Studio album by Julissa
- Released: August 14, 2007
- Genre: Contemporary Christian music, Pop
- Producer: Mike Rivera

Julissa chronology
| Inolvidable (2006) | El Ritmo de la Vida (2007) | Adorándote (2009) |

= El Ritmo de la Vida =

El Ritmo de la Vida is an album from Puerto Rican Christian singer Julissa. It was released on August 14, 2007. Among the songs that stand out on the album are: "Mejor Así", "El Ritmo de la Vida", and "Pegada a Ti". The release of her tenth album would be in conjunction with the publication of a book, bearing the same name.

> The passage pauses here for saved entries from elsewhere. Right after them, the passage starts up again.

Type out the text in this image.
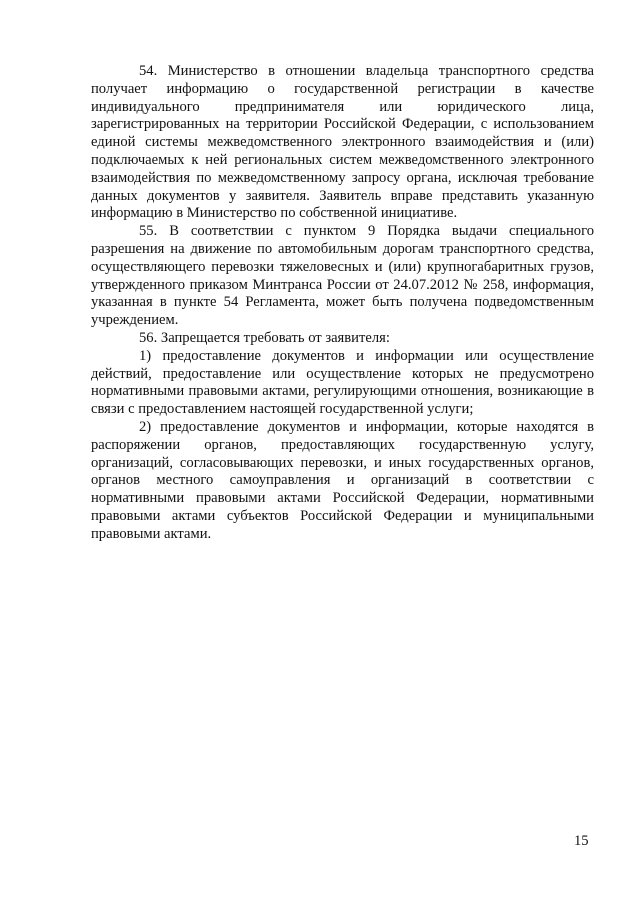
54. Министерство в отношении владельца транспортного средства получает информацию о государственной регистрации в качестве индивидуального предпринимателя или юридического лица, зарегистрированных на территории Российской Федерации, с использованием единой системы межведомственного электронного взаимодействия и (или) подключаемых к ней региональных систем межведомственного электронного взаимодействия по межведомственному запросу органа, исключая требование данных документов у заявителя. Заявитель вправе представить указанную информацию в Министерство по собственной инициативе.

55. В соответствии с пунктом 9 Порядка выдачи специального разрешения на движение по автомобильным дорогам транспортного средства, осуществляющего перевозки тяжеловесных и (или) крупногабаритных грузов, утвержденного приказом Минтранса России от 24.07.2012 № 258, информация, указанная в пункте 54 Регламента, может быть получена подведомственным учреждением.

56. Запрещается требовать от заявителя:

1) предоставление документов и информации или осуществление действий, предоставление или осуществление которых не предусмотрено нормативными правовыми актами, регулирующими отношения, возникающие в связи с предоставлением настоящей государственной услуги;

2) предоставление документов и информации, которые находятся в распоряжении органов, предоставляющих государственную услугу, организаций, согласовывающих перевозки, и иных государственных органов, органов местного самоуправления и организаций в соответствии с нормативными правовыми актами Российской Федерации, нормативными правовыми актами субъектов Российской Федерации и муниципальными правовыми актами.

15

This album was nominated for "Best Female Album" at the 2009 Arpa Awards, and GMA Dove Awards for "Best Album in Spanish".

==Track listing==

1. "El Ritmo De La Vida" - 04:35
2. "Mi Plegaria" - 04:09
3. "Tu Amor" - 04:01
4. "Pegada A Ti" - 04:22
5. "Su Mirada De Amor" - 04:02
6. "Que Hubiera Sido De Mi" - 04:17
7. "De Beber" - 03:58
8. "Mejor Así" - 04:31
9. "Olor Fragante" - 04:07
10. "El Ritmo De La Vida" (Remix) - 04:36

==Awards==

The album was nominated for a Dove Award for Spanish Language Album of the Year at the 39th GMA Dove Awards, and was the winner in the category "Best female album" at the 2009 Arpa Awards.